Bring on Level 5: Fully Autonomous

I’ve finally given up. Time to cry “uncle,” throw in the shop towel, admit defeat. For years, in this magazine and others, I’ve passionately extolled the virtues of driving—the freedom to go wherever, whenever, the pride of personal responsibility, the satisfaction of being in command of a complex machine, the rapture of exercising an exceptional car on a mountain road. But I can’t ignore the reality any longer. With a lump in my throat, I have to concede that as a species we humans have blown it. We don’t deserve to drive.

Time to hand our steering wheels to the robots.

We’re a curious lot, humans. Every day, on the TV news, on internet sites, around the water cooler, even at the ball game, we wring our trembling hands over ISIS, al-Qaida, and all those scary “furriners” we need to lock out of our country to protect ourselves. Yet last year, in two jihadist attacks on our soil, 19 people died. In the 15 years since 9/11, and through the time I write this (which includes the shocking June attack in Orlando), the total comes to 94 deaths.

Now contrast that with driving, an act almost no one equates with “fear.” According to the National Highway Traffic Safety Administration, in 2015 alone, 35,200 motorists died on U.S. roads—up 7.7 percent from the year before. And yet, somehow we’re OK with that, unafraid, even accepting. “It’s the price we have to pay.”

Ford DSFL texting 4

Allow me to put 35,200 deaths into perspective. That’s almost 3,000 men, women, and children dead every single month, year in, year out—roughly four airliner crashes every week. As a recent article in The Atlantic points out, annual U.S. traffic fatalities surpass the yearly dead during the military conflicts in Vietnam, Korea, Iraq, and Afghanistan, the War of 1812 and the American Revolution. Add injuries suffered in car wrecks, and one year of American driving is more dangerous than all of those wars put together.
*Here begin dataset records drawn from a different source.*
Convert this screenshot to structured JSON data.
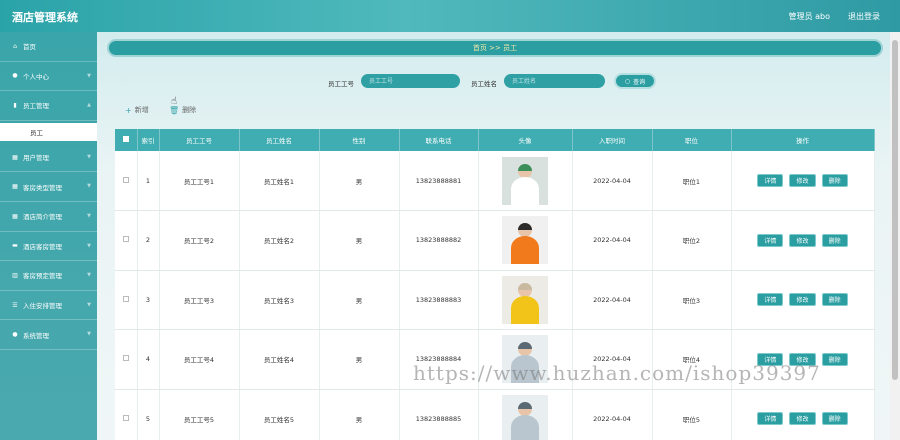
{
  "header": {
    "title": "酒店管理系统",
    "user": "管理员 abo",
    "logout": "退出登录"
  },
  "sidebar": {
    "items": [
      {
        "label": "首页",
        "icon": "home-icon",
        "glyph": "⌂"
      },
      {
        "label": "个人中心",
        "icon": "user-icon",
        "glyph": "●"
      },
      {
        "label": "员工管理",
        "icon": "chart-icon",
        "glyph": "▮"
      },
      {
        "label": "用户管理",
        "icon": "grid-icon",
        "glyph": "▦"
      },
      {
        "label": "客房类型管理",
        "icon": "grid-icon",
        "glyph": "▦"
      },
      {
        "label": "酒店简介管理",
        "icon": "grid-icon",
        "glyph": "▦"
      },
      {
        "label": "酒店客房管理",
        "icon": "card-icon",
        "glyph": "▬"
      },
      {
        "label": "客房预定管理",
        "icon": "bar-chart-icon",
        "glyph": "▥"
      },
      {
        "label": "入住安排管理",
        "icon": "list-icon",
        "glyph": "☰"
      },
      {
        "label": "系统管理",
        "icon": "user-icon",
        "glyph": "●"
      }
    ],
    "submenu": {
      "label": "员工"
    }
  },
  "breadcrumb": "首页 >> 员工",
  "search": {
    "label_no": "员工工号",
    "placeholder_no": "员工工号",
    "label_name": "员工姓名",
    "placeholder_name": "员工姓名",
    "button": "查询"
  },
  "actions": {
    "add": "新增",
    "delete": "删除"
  },
  "table": {
    "headers": [
      "索引",
      "员工工号",
      "员工姓名",
      "性别",
      "联系电话",
      "头像",
      "入职时间",
      "职位",
      "操作"
    ],
    "rows": [
      {
        "index": "1",
        "no": "员工工号1",
        "name": "员工姓名1",
        "gender": "男",
        "phone": "13823888881",
        "date": "2022-04-04",
        "position": "职位1"
      },
      {
        "index": "2",
        "no": "员工工号2",
        "name": "员工姓名2",
        "gender": "男",
        "phone": "13823888882",
        "date": "2022-04-04",
        "position": "职位2"
      },
      {
        "index": "3",
        "no": "员工工号3",
        "name": "员工姓名3",
        "gender": "男",
        "phone": "13823888883",
        "date": "2022-04-04",
        "position": "职位3"
      },
      {
        "index": "4",
        "no": "员工工号4",
        "name": "员工姓名4",
        "gender": "男",
        "phone": "13823888884",
        "date": "2022-04-04",
        "position": "职位4"
      },
      {
        "index": "5",
        "no": "员工工号5",
        "name": "员工姓名5",
        "gender": "男",
        "phone": "13823888885",
        "date": "2022-04-04",
        "position": "职位5"
      }
    ],
    "row_actions": {
      "detail": "详情",
      "edit": "修改",
      "delete": "删除"
    }
  },
  "watermark": "https://www.huzhan.com/ishop39397",
  "colors": {
    "primary": "#2b9ea2",
    "header": "#3fadb1",
    "breadcrumb_text": "#f7e7a6"
  }
}
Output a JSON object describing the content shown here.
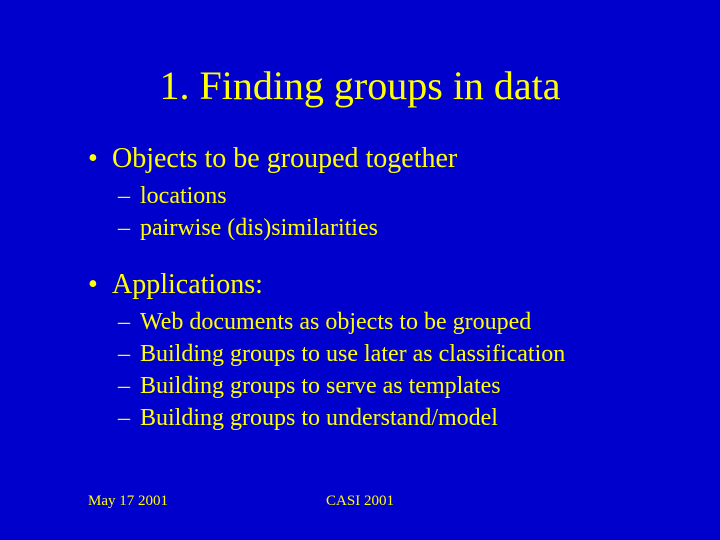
{
  "title": "1. Finding groups in data",
  "bullets": [
    {
      "text": "Objects to be grouped together",
      "sub": [
        "locations",
        "pairwise (dis)similarities"
      ]
    },
    {
      "text": "Applications:",
      "sub": [
        "Web documents as objects to be grouped",
        "Building groups to use later as classification",
        "Building groups to serve as templates",
        "Building groups to understand/model"
      ]
    }
  ],
  "footer": {
    "date": "May 17 2001",
    "event": "CASI 2001"
  }
}
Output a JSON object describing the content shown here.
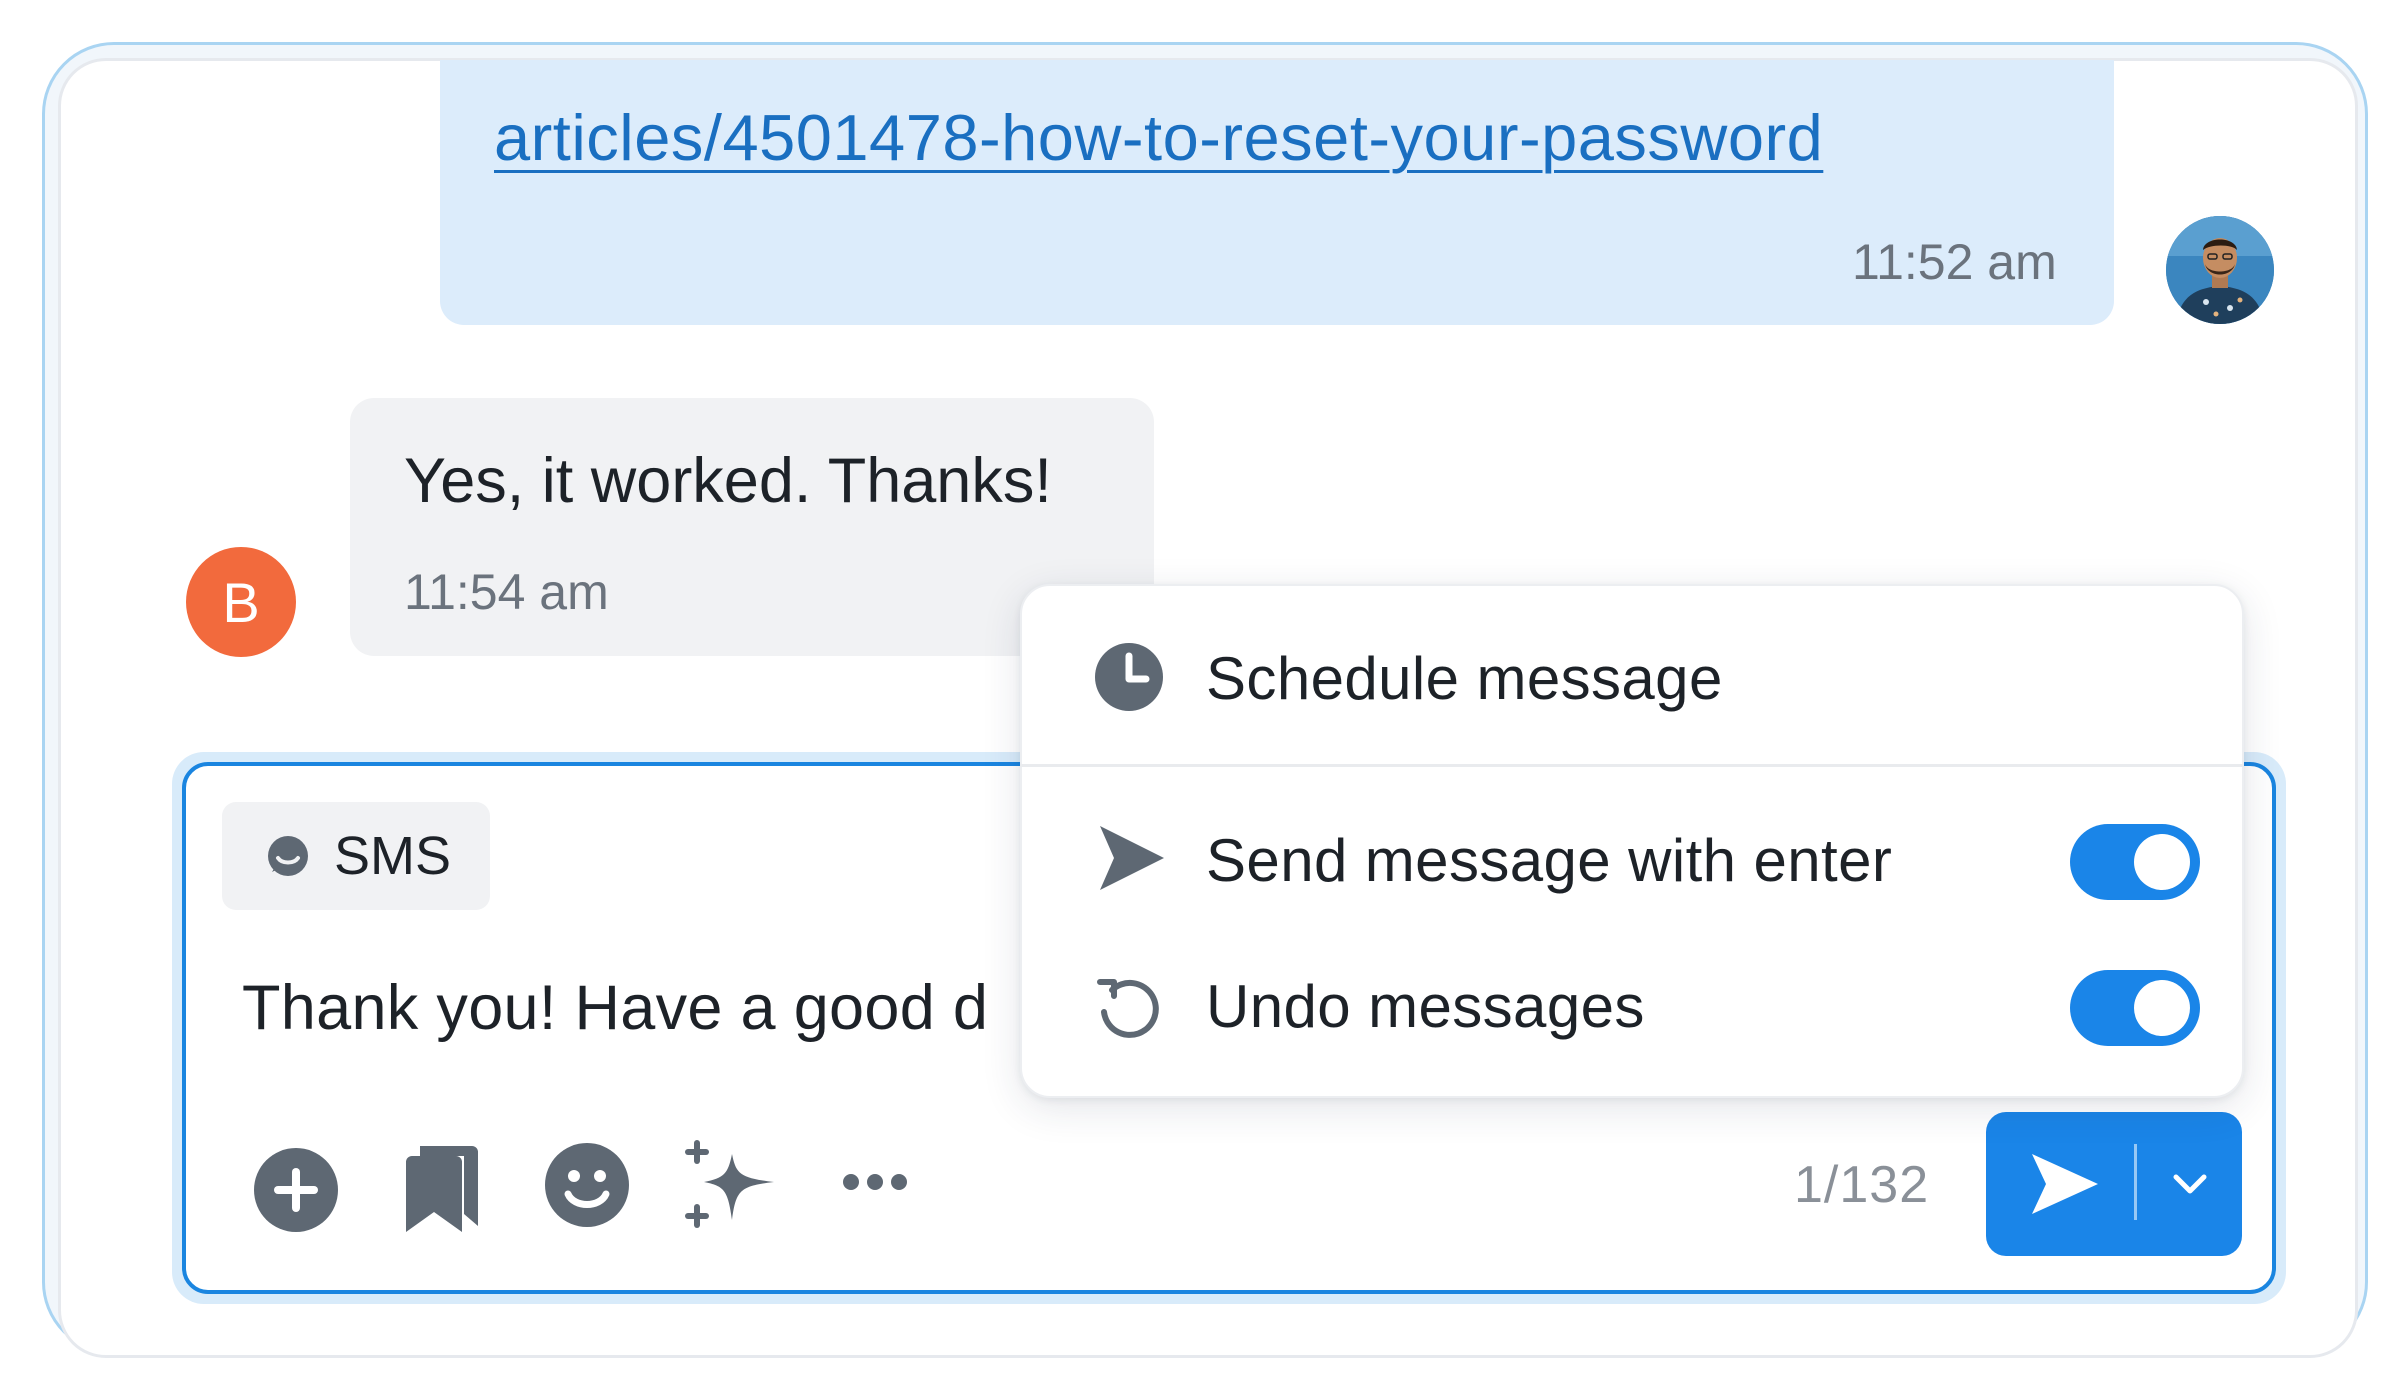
{
  "colors": {
    "accent": "#1a85e8",
    "agent_bubble": "#dcecfb",
    "customer_bubble": "#f1f2f4",
    "customer_avatar": "#f26a3d",
    "frame_border": "#a9d4f2"
  },
  "conversation": {
    "agent_message": {
      "link_text": "articles/4501478-how-to-reset-your-password",
      "time": "11:52 am",
      "avatar": "agent-photo"
    },
    "customer_message": {
      "text": "Yes, it worked. Thanks!",
      "time": "11:54 am",
      "avatar_initial": "B"
    }
  },
  "composer": {
    "channel": {
      "label": "SMS",
      "icon": "chat-bubble-icon"
    },
    "draft_text": "Thank you! Have a good d",
    "toolbar": [
      {
        "name": "add-attachment",
        "icon": "plus-circle-icon"
      },
      {
        "name": "saved-replies",
        "icon": "bookmarks-icon"
      },
      {
        "name": "emoji",
        "icon": "smiley-icon"
      },
      {
        "name": "ai-assist",
        "icon": "sparkles-icon"
      },
      {
        "name": "more",
        "icon": "ellipsis-icon"
      }
    ],
    "char_count": "1/132",
    "send_icon": "send-icon",
    "dropdown_icon": "chevron-down-icon"
  },
  "send_menu": {
    "items": [
      {
        "label": "Schedule message",
        "icon": "clock-icon"
      },
      {
        "label": "Send message with enter",
        "icon": "send-icon",
        "toggle_on": true
      },
      {
        "label": "Undo messages",
        "icon": "undo-icon",
        "toggle_on": true
      }
    ]
  }
}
But does that reality scare us? Not at all. On the contrary, we’ll happily climb behind the wheel of our 400-horsepower TurboGrande Luxe and send highly important texts while whistling down the freeway at 75 mph. And that’s why we have to go. (In an absurd but sadly appropriate coincidence, as I write this, yet another in a long string of near-weekly fender benders has just occurred at the four-way stop outside my office window.)
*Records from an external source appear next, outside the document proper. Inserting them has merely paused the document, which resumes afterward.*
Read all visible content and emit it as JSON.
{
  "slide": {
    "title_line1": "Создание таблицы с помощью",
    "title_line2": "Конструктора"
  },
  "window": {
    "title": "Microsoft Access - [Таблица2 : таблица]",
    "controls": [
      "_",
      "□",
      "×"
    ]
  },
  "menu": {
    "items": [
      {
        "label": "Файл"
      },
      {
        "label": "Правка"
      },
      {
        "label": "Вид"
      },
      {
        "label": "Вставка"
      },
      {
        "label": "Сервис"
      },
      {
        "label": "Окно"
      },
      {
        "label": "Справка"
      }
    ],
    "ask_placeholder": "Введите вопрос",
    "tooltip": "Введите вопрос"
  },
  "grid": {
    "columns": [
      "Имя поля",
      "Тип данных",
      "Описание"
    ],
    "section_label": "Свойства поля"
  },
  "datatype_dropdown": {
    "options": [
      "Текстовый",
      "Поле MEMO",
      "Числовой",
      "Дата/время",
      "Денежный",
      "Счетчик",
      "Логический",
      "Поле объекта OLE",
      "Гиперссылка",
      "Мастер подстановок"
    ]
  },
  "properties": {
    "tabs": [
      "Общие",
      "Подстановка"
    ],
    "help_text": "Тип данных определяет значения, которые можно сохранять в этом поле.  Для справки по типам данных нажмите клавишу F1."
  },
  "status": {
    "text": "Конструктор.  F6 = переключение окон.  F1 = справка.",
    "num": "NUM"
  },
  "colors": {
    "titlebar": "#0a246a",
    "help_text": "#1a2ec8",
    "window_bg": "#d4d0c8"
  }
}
Of course, the advent of non-human driving is already here. Tesla’s Autopilot feature, for instance, allows drivers at times to take their hands and feet off the controls and let their Model S do all the driving. But this is a technology still in its infancy, and Tesla stresses that even with Autopilot engaged drivers need to remain alert and ready to grab the wheel and/or hit the brakes at all times. But do they? Of course not. Why would we expect a driver with Autopilot to remain alert when I regularly see drivers without Autopilot breaking out a magazine or smartphone to catch up on the ISIS threat? Sadly, that reality proved itself May 7 when a Tesla S owner—who had previously shared videos of himself reading behind the wheel—became the first fatality in a semi-autonomous car.
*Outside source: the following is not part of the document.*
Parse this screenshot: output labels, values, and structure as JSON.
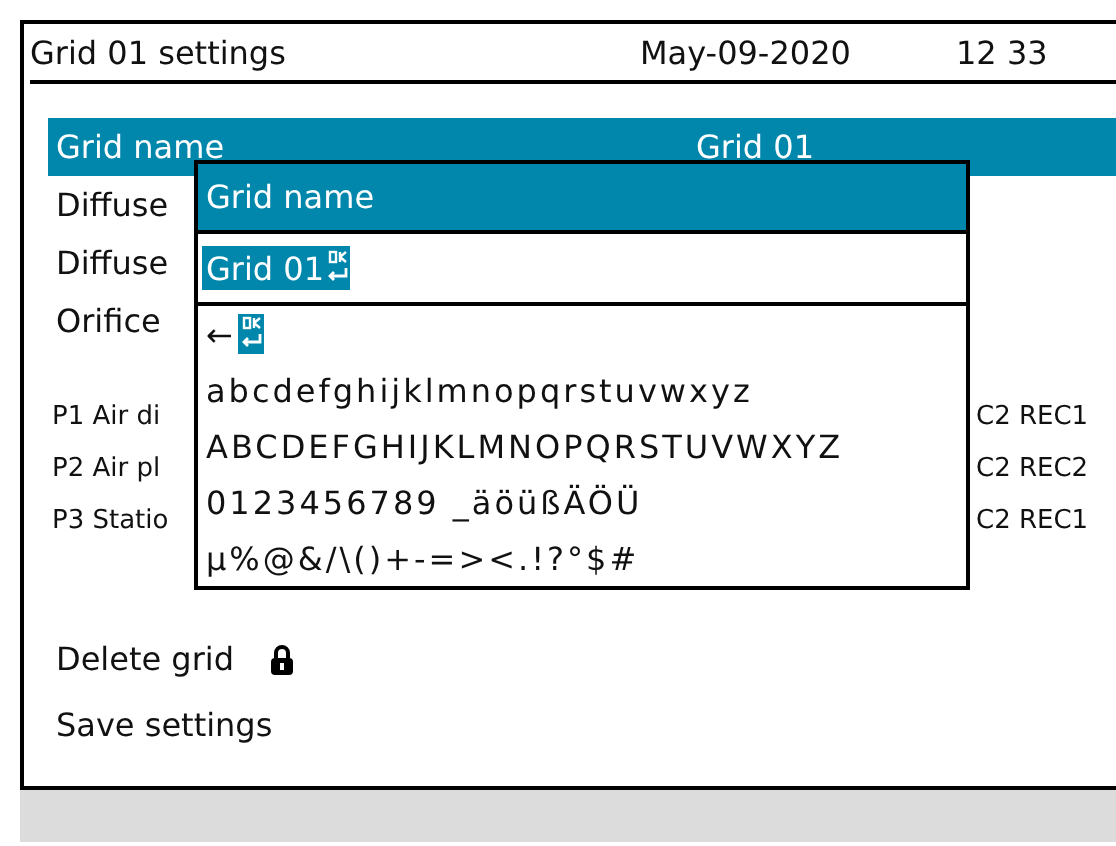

2017 Tesla Model S front side view

Tesla’s Autopilot is considered “Level 2” autonomous by the Society of Automotive Engineers—with automated cruise control and lane-centering but still requiring the driver’s full attention. I want Level 5—fully autonomous, the driver cut out of the loop, no steering wheel or pedal anywhere. That’s the direction Alphabet (parent company of Google) is taking; its prototype includes only a green “Go” button and a red “Stop” button. But a Level 5 autonomous car is still years off; the most ambitious makers—such as Toyota—say they won’t appear until at least 2020. Meantime, as truly impressive as Autopilot and other Level 2 technologies are, anyone who fully relies on them for “driving” is simply playing guinea pig—and behaving as a dangerous fool.

It’s my sincere hope “regular” human-driven cars survive—perhaps with additional tests required for the privilege of taking your Ferrari or Miata out for a Sunday romp. But if the golden age of the automobile is soon over and steering wheels disappear, we’ll have no one but ourselves to blame. When a fellow enthusiast looks to me and asks how it happened, I know what I’ll say: “It’s the price we have to pay.”